Мун почувствовал, что попался в сплетение сложных уловок – произнесенных слов, сделанных предложений, совершенных поступков, – которые никуда его не вели. У него отняли инициативу и подталкивали в сторону паники – такое чувство в бесчисленных вариациях появлялось у него и раньше, оно походило… да, когда он был мальчишкой, зимой, в игровой комнате, после футбола, – руки и торс находились внутри толстого вязаного свитера, который был ему слишком мал, и он пытался выбраться из него, но не мог найти рукавов, и куда бы он ни ткнул кулаком, тот упирался в шерсть, и он уставал и не мог найти горло, и он умрет в нем, если не проделает свое собственное, не уничтожит…
– О'Хара, и давно ты негр?
О'Хара ухмыльнулся, низко опустил голову, словно довольный пианист-виртуоз, и двинулся прочь.
– Хитрый ублюдок, ты ведь не сказал мне, что ты негр?… Ты дал мне увидеть свою рожу пьянчужки-ирландца и ничего не сказал. Давно это началось, О'Хара? Знает ли лорд Малквист, что ты чернокожий, а? Почему ты явил мне себя чернокожим, О'Хара? – крикнул Мун.
О'Хара принялся взбираться на козлы.
– Но ты и не иудей! – опрометчиво крикнул Мун.
– Я вам уже сказал.
Мун сместился на менее зыбкую почву:
– Держись себе подобных, О'Хара, возвращайся в джунгли и оставь наших женщин в покое! Я тебя знаю, знаю, что ты замышляешь! Ты держишь цыплят в сарае для угля и мочишься на лестницах, ты громко говоришь в автобусах, не так ли, О'Хара? О да, я тебя насквозь вижу – ты занимаешь наши рабочие места, распространяешь в школах венерические болезни и торгуешь наркотиками, которые покупаешь на свои бесчестные заработки – о да, меня, знаешь ли, не проведешь, – я слышал ваши рабские песни, О'Хара, все это я слышал и не обманываюсь, и вот что я тебе скажу – потому что не думаю, что ты такой уж смелый, это лишь миф, О'Хара, и если хочешь знать мое мнение, то оно таково, что чувство ритма у вас ни к черту, так что убирайся и перестань меня преследовать, ты здесь лишь благодаря службе здравоохранения!
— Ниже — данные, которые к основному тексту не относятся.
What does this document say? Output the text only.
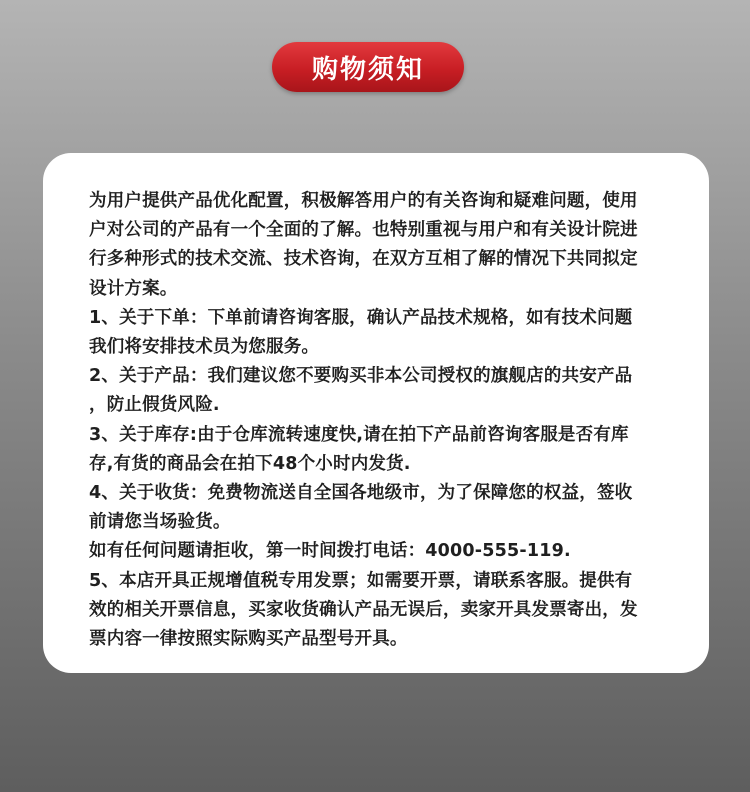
购物须知

为用户提供产品优化配置，积极解答用户的有关咨询和疑难问题，使用

户对公司的产品有一个全面的了解。也特别重视与用户和有关设计院进

行多种形式的技术交流、技术咨询，在双方互相了解的情况下共同拟定

设计方案。

1、关于下单：下单前请咨询客服，确认产品技术规格，如有技术问题

我们将安排技术员为您服务。

2、关于产品：我们建议您不要购买非本公司授权的旗舰店的共安产品

，防止假货风险.

3、关于库存:由于仓库流转速度快,请在拍下产品前咨询客服是否有库

存,有货的商品会在拍下48个小时内发货.

4、关于收货：免费物流送自全国各地级市，为了保障您的权益，签收

前请您当场验货。

如有任何问题请拒收，第一时间拨打电话：4000-555-119.

5、本店开具正规增值税专用发票；如需要开票，请联系客服。提供有

效的相关开票信息，买家收货确认产品无误后，卖家开具发票寄出，发

票内容一律按照实际购买产品型号开具。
Мун в слезах забрался в пахнущую кожей тьму кареты и скорчился на полу.
«Я цепляюсь за соломинки, но какой прок утопающему от кирпича?»
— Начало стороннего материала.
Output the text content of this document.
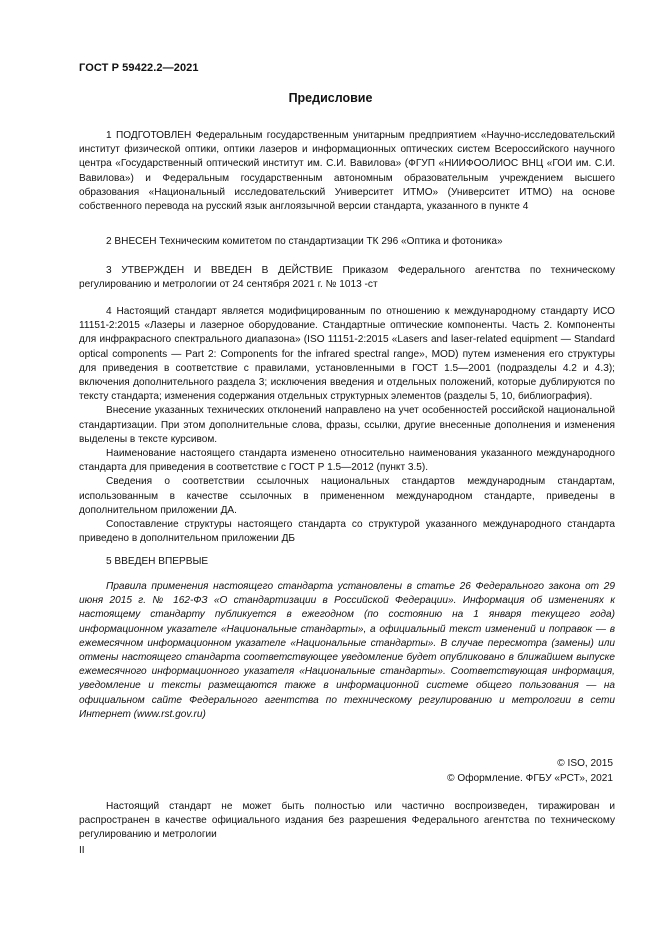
ГОСТ Р 59422.2—2021
Предисловие

1 ПОДГОТОВЛЕН Федеральным государственным унитарным предприятием «Научно-исследовательский институт физической оптики, оптики лазеров и информационных оптических систем Всероссийского научного центра «Государственный оптический институт им. С.И. Вавилова» (ФГУП «НИИФООЛИОС ВНЦ «ГОИ им. С.И. Вавилова») и Федеральным государственным автономным образовательным учреждением высшего образования «Национальный исследовательский Университет ИТМО» (Университет ИТМО) на основе собственного перевода на русский язык англоязычной версии стандарта, указанного в пункте 4

2 ВНЕСЕН Техническим комитетом по стандартизации ТК 296 «Оптика и фотоника»

3 УТВЕРЖДЕН И ВВЕДЕН В ДЕЙСТВИЕ Приказом Федерального агентства по техническому регулированию и метрологии от 24 сентября 2021 г. № 1013 -ст

4 Настоящий стандарт является модифицированным по отношению к международному стандарту ИСО 11151-2:2015 «Лазеры и лазерное оборудование. Стандартные оптические компоненты. Часть 2. Компоненты для инфракрасного спектрального диапазона» (ISO 11151-2:2015 «Lasers and laser-related equipment — Standard optical components — Part 2: Components for the infrared spectral range», MOD) путем изменения его структуры для приведения в соответствие с правилами, установленными в ГОСТ 1.5—2001 (подразделы 4.2 и 4.3); включения дополнительного раздела 3; исключения введения и отдельных положений, которые дублируются по тексту стандарта; изменения содержания отдельных структурных элементов (разделы 5, 10, библиография).

Внесение указанных технических отклонений направлено на учет особенностей российской национальной стандартизации. При этом дополнительные слова, фразы, ссылки, другие внесенные дополнения и изменения выделены в тексте курсивом.

Наименование настоящего стандарта изменено относительно наименования указанного международного стандарта для приведения в соответствие с ГОСТ Р 1.5—2012 (пункт 3.5).

Сведения о соответствии ссылочных национальных стандартов международным стандартам, использованным в качестве ссылочных в примененном международном стандарте, приведены в дополнительном приложении ДА.

Сопоставление структуры настоящего стандарта со структурой указанного международного стандарта приведено в дополнительном приложении ДБ

5 ВВЕДЕН ВПЕРВЫЕ

Правила применения настоящего стандарта установлены в статье 26 Федерального закона от 29 июня 2015 г. № 162-ФЗ «О стандартизации в Российской Федерации». Информация об изменениях к настоящему стандарту публикуется в ежегодном (по состоянию на 1 января текущего года) информационном указателе «Национальные стандарты», а официальный текст изменений и поправок — в ежемесячном информационном указателе «Национальные стандарты». В случае пересмотра (замены) или отмены настоящего стандарта соответствующее уведомление будет опубликовано в ближайшем выпуске ежемесячного информационного указателя «Национальные стандарты». Соответствующая информация, уведомление и тексты размещаются также в информационной системе общего пользования — на официальном сайте Федерального агентства по техническому регулированию и метрологии в сети Интернет (www.rst.gov.ru)

© ISO, 2015
© Оформление. ФГБУ «РСТ», 2021

Настоящий стандарт не может быть полностью или частично воспроизведен, тиражирован и распространен в качестве официального издания без разрешения Федерального агентства по техническому регулированию и метрологии

II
Вскоре он перестал плакать. Под собой он обнаружил записную книжку. Он положил ее в карман и выбрался на свежий воздух. Когда он попытался заговорить, его голос звучал хрипло. Он вытер рукавом глаза и посмотрел на кучера, который пятном выделялся на грязно-сером просторе неба.
– Послушай, О'Хара, – раскаянно сказал он.
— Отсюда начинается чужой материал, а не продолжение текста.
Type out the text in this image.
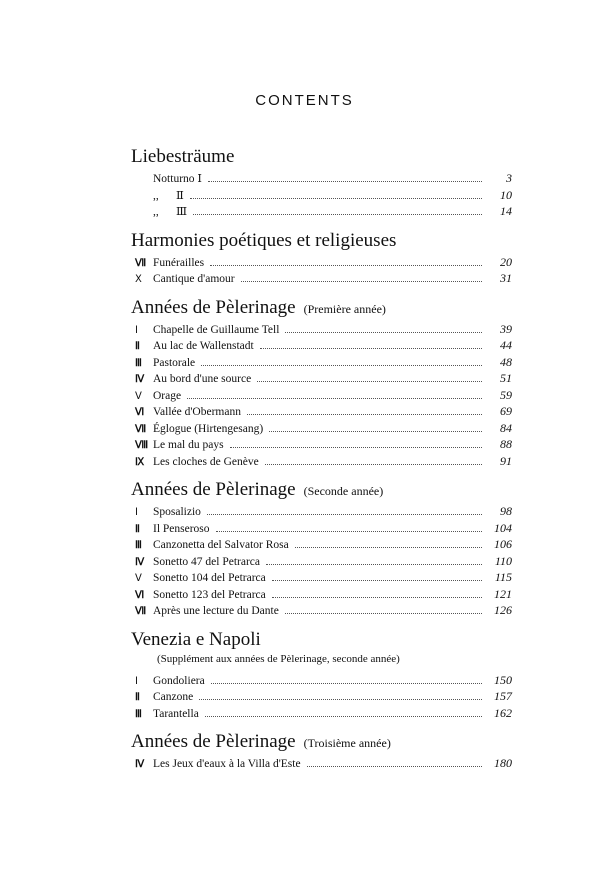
CONTENTS
Liebesträume
Notturno Ⅰ	3
,,      Ⅱ	10
,,      Ⅲ	14
Harmonies poétiques et religieuses
Ⅶ Funérailles	20
Ⅹ Cantique d'amour	31
Années de Pèlerinage (Première année)
Ⅰ	Chapelle de Guillaume Tell	39
Ⅱ	Au lac de Wallenstadt	44
Ⅲ Pastorale	48
Ⅳ Au bord d'une source	51
Ⅴ Orage	59
Ⅵ Vallée d'Obermann	69
Ⅶ Églogue (Hirtengesang)	84
Ⅷ Le mal du pays	88
Ⅸ Les cloches de Genève	91
Années de Pèlerinage (Seconde année)
Ⅰ	Sposalizio	98
Ⅱ	Il Penseroso	104
Ⅲ Canzonetta del Salvator Rosa	106
Ⅳ Sonetto 47 del Petrarca	110
Ⅴ Sonetto 104 del Petrarca	115
Ⅵ Sonetto 123 del Petrarca	121
Ⅶ Après une lecture du Dante	126
Venezia e Napoli
(Supplément aux années de Pèlerinage, seconde année)
Ⅰ	Gondoliera	150
Ⅱ	Canzone	157
Ⅲ Tarantella	162
Années de Pèlerinage (Troisième année)
Ⅳ Les Jeux d'eaux à la Villa d'Este	180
– Ну?… – О'Хара сидел на козлах и дымил.
– Прости, я не хотел… ты застал меня врасплох.
– Все в порядке.
– Видишь ли, я еще не до конца сформулировал свое мнение по расовому вопросу. Если бы у меня было время подготовить речь, я рассмотрел бы и другую сторону тоже. Я вижу обе стороны… Наверное, я боюсь негров, – безнадежно заключил он.
«А кто их не боится? Они могут взбунтоваться, как овчарки, и наброситься на тебя».
С другой стороны, так он относился почти ко всем. К лошадям в том числе. Дело не просто в цвете, все куда глубже. Негры и овчарки – то, чего он боялся больше всего, но лошадь может покусать, и он знал, что все лошади в той или иной степени убивают время, ожидая момент, когда им удастся его покусать. Всех он боялся иногда, а некоторых – всегда.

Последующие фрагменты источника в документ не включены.